The first notification of employee rights would be sent out 30 days after Klunk’s bill becomes effective. From that point forward, notifications would be sent out annually every January. Klunk’s bill would also repeal the “fair share fee” law that is no longer enforceable after the Janus decision.

Earlier this month, the Pennsylvania Commonwealth Court directed the Lancaster Court of Common Pleas to evaluate constitutional claims made against Pennsylvania labor laws that now conflict with federal law. A Lancaster judge had previously ruled that a lawsuit against the Pennsylvania State Education Association was moot after the union agreed to stop collecting fees from nonmembers.

“The courts want this issue of fair share fees settled,” Klunk said. “But we can do this much quicker legislatively, and we can do it in a matter of two to three weeks. I’d say we have all the more reason to do it now that this case has been kicked back to the Lancaster court. These cases are going to continue to play out until there’s some kind of finality. My bill strikes fair share fees from the books so they cannot be included in future contracts. We can end the confusion.”
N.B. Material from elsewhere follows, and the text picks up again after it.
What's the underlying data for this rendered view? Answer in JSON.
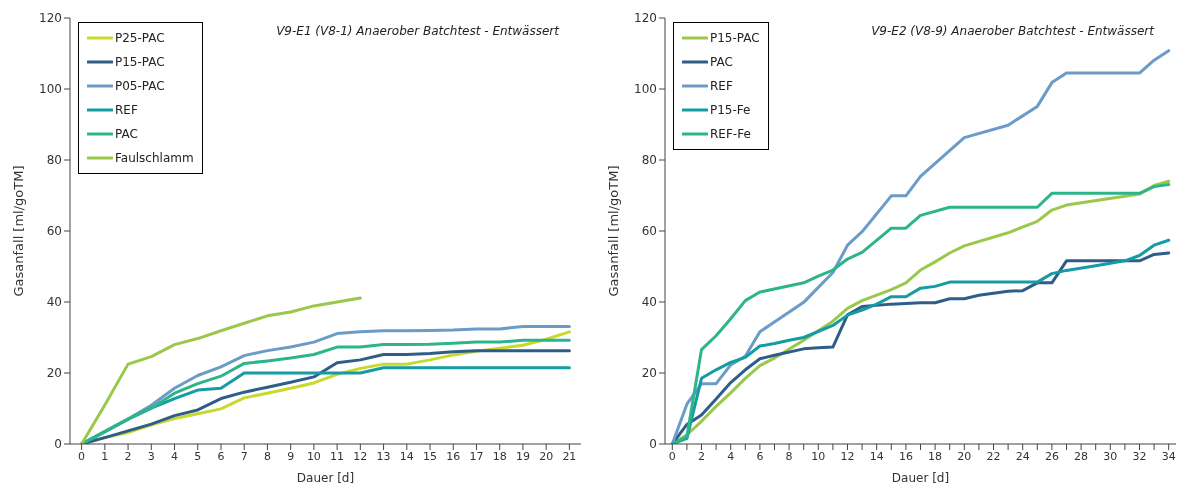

The PSEA, the largest public employee union in the state, and its affiliates have inserted fee provisions into at least 20 collective bargaining agreements signed since the Janus decision, according to the Fairness Center, a nonprofit public interest law firm based in Harrisburg.

“The Supreme Court made clear in 2018 that public employee unions cannot force nonmembers to pay a union,” Nathan McGrath, president of the Fairness Center, said in a press statement. “But Pennsylvania law still says unions can do just that. And almost four years after Janus, PSEA and its affiliates have continued to write illegal fair share fee provisions into teachers’ collective bargaining agreements. Our clients want to force PSEA to respect the Supreme Court ruling.”
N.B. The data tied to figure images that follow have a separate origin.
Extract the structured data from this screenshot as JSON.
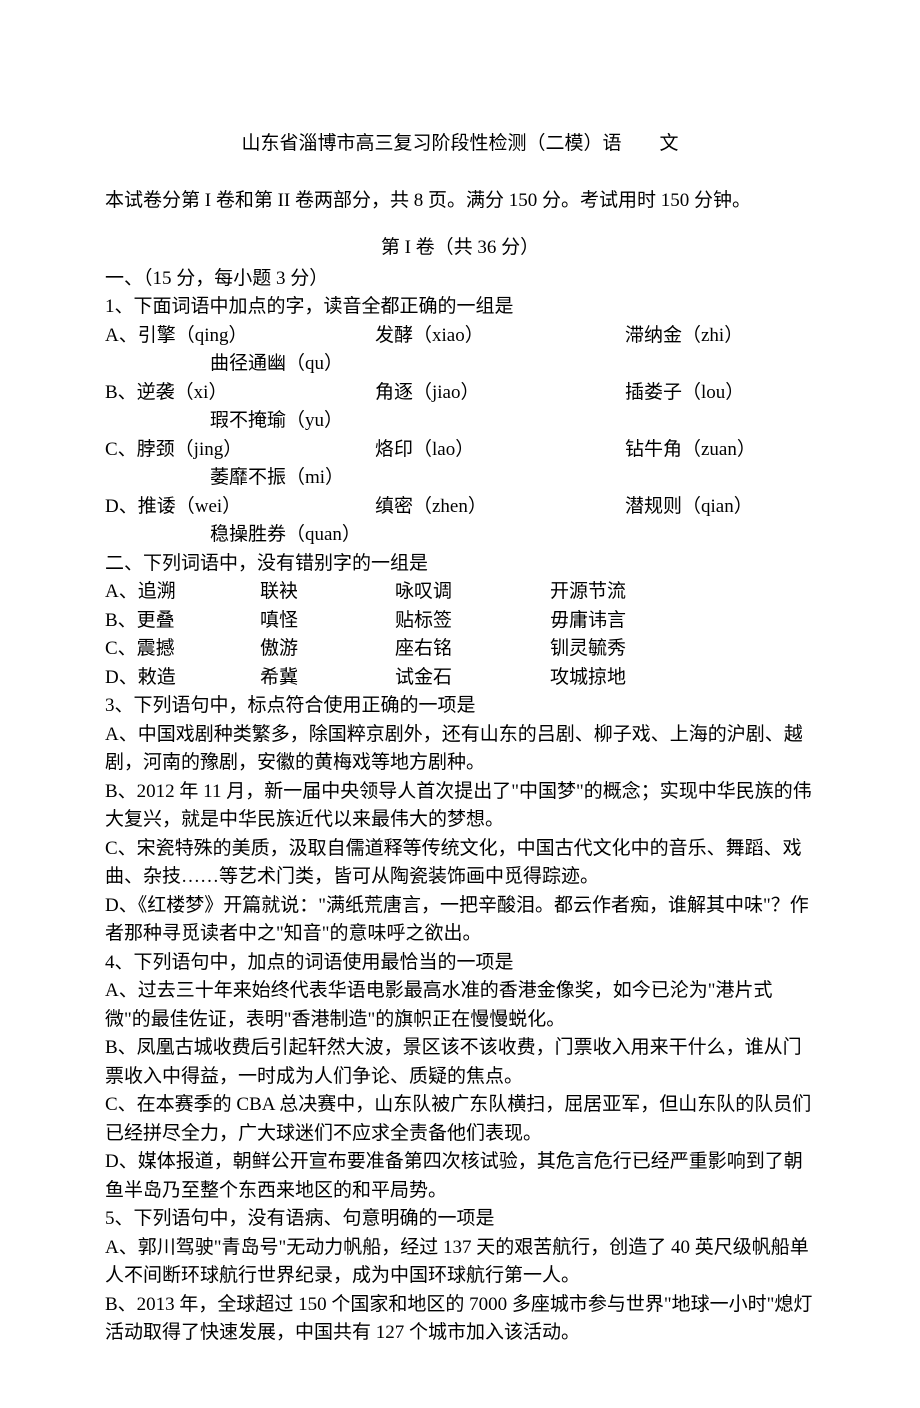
{
  "title": "山东省淄博市高三复习阶段性检测（二模）语　　文",
  "intro": "本试卷分第 I 卷和第 II 卷两部分，共 8 页。满分 150 分。考试用时 150 分钟。",
  "subtitle": "第 I 卷（共 36 分）",
  "section1": "一、（15 分，每小题 3 分）",
  "q1": "1、下面词语中加点的字，读音全都正确的一组是",
  "q1A": {
    "c1": "A、引擎（qing）",
    "c2": "发酵（xiao）",
    "c3": "滞纳金（zhi）",
    "c4": "曲径通幽（qu）"
  },
  "q1B": {
    "c1": "B、逆袭（xi）",
    "c2": "角逐（jiao）",
    "c3": "插娄子（lou）",
    "c4": "瑕不掩瑜（yu）"
  },
  "q1C": {
    "c1": "C、脖颈（jing）",
    "c2": "烙印（lao）",
    "c3": "钻牛角（zuan）",
    "c4": "萎靡不振（mi）"
  },
  "q1D": {
    "c1": "D、推诿（wei）",
    "c2": "缜密（zhen）",
    "c3": "潜规则（qian）",
    "c4": "稳操胜券（quan）"
  },
  "q2": "二、下列词语中，没有错别字的一组是",
  "q2A": {
    "w1": "A、追溯",
    "w2": "联袂",
    "w3": "咏叹调",
    "w4": "开源节流"
  },
  "q2B": {
    "w1": "B、更叠",
    "w2": "嗔怪",
    "w3": "贴标签",
    "w4": "毋庸讳言"
  },
  "q2C": {
    "w1": "C、震撼",
    "w2": "傲游",
    "w3": "座右铭",
    "w4": "钏灵毓秀"
  },
  "q2D": {
    "w1": "D、敕造",
    "w2": "希冀",
    "w3": "试金石",
    "w4": "攻城掠地"
  },
  "q3": "3、下列语句中，标点符合使用正确的一项是",
  "q3A": "A、中国戏剧种类繁多，除国粹京剧外，还有山东的吕剧、柳子戏、上海的沪剧、越剧，河南的豫剧，安徽的黄梅戏等地方剧种。",
  "q3B": "B、2012 年 11 月，新一届中央领导人首次提出了\"中国梦\"的概念；实现中华民族的伟大复兴，就是中华民族近代以来最伟大的梦想。",
  "q3C": "C、宋瓷特殊的美质，汲取自儒道释等传统文化，中国古代文化中的音乐、舞蹈、戏曲、杂技……等艺术门类，皆可从陶瓷装饰画中觅得踪迹。",
  "q3D": "D、《红楼梦》开篇就说：\"满纸荒唐言，一把辛酸泪。都云作者痴，谁解其中味\"？作者那种寻觅读者中之\"知音\"的意味呼之欲出。",
  "q4": "4、下列语句中，加点的词语使用最恰当的一项是",
  "q4A": "A、过去三十年来始终代表华语电影最高水准的香港金像奖，如今已沦为\"港片式微\"的最佳佐证，表明\"香港制造\"的旗帜正在慢慢蜕化。",
  "q4B": "B、凤凰古城收费后引起轩然大波，景区该不该收费，门票收入用来干什么，谁从门票收入中得益，一时成为人们争论、质疑的焦点。",
  "q4C": "C、在本赛季的 CBA 总决赛中，山东队被广东队横扫，屈居亚军，但山东队的队员们已经拼尽全力，广大球迷们不应求全责备他们表现。",
  "q4D": "D、媒体报道，朝鲜公开宣布要准备第四次核试验，其危言危行已经严重影响到了朝鱼半岛乃至整个东西来地区的和平局势。",
  "q5": "5、下列语句中，没有语病、句意明确的一项是",
  "q5A": "A、郭川驾驶\"青岛号\"无动力帆船，经过 137 天的艰苦航行，创造了 40 英尺级帆船单人不间断环球航行世界纪录，成为中国环球航行第一人。",
  "q5B": "B、2013 年，全球超过 150 个国家和地区的 7000 多座城市参与世界\"地球一小时\"熄灯活动取得了快速发展，中国共有 127 个城市加入该活动。"
}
The Fairness Center represents retired Chester County teacher Jane Ladley and Lancaster County teacher Chris Meier in litigation they filed against the PSEA more than seven years ago. Both teachers raised religious objections toward paying the union. They also both had a right to send their fees to a charity rather than a union. But the PSEA rejected their charities of choice. After the Janus ruling, the union agreed to return the money to the teachers. But Ladley and Meier continue to seek definitive court action that would strike down the fair share fee law. The Lancaster court could potentially deliver that ruling.

On Tuesday, Klunk’s bill was among four of the labor reform bills the committee approved, which means they are all eligible for a full vote in the House. One of the other bills (HB 844) would protect the privacy of public employees so their personal information like their Social Security numbers, addresses, and phone numbers cannot be shared in the collective bargaining process. Another bill (HB 845) calls for greater transparency in the collective bargaining process while another (HB 2048), known as paycheck protection, prevents public employers from deducting political action committee (PAC) contributions from public employees’ wages using public payroll systems.

Nathan Benefield, senior vice president of the Commonwealth Foundation, offered the following comments:

“Pennsylvania should not have unconstitutional laws on its books. Nor should we use taxpayer-funded payroll systems to collect campaign cash. Correcting these problems will empower public employees and help ensure fairness in government. It’s encouraging to see House lawmakers moving to protect employees’ private data and shine the light of transparency on deals that cost taxpayers millions of dollars.”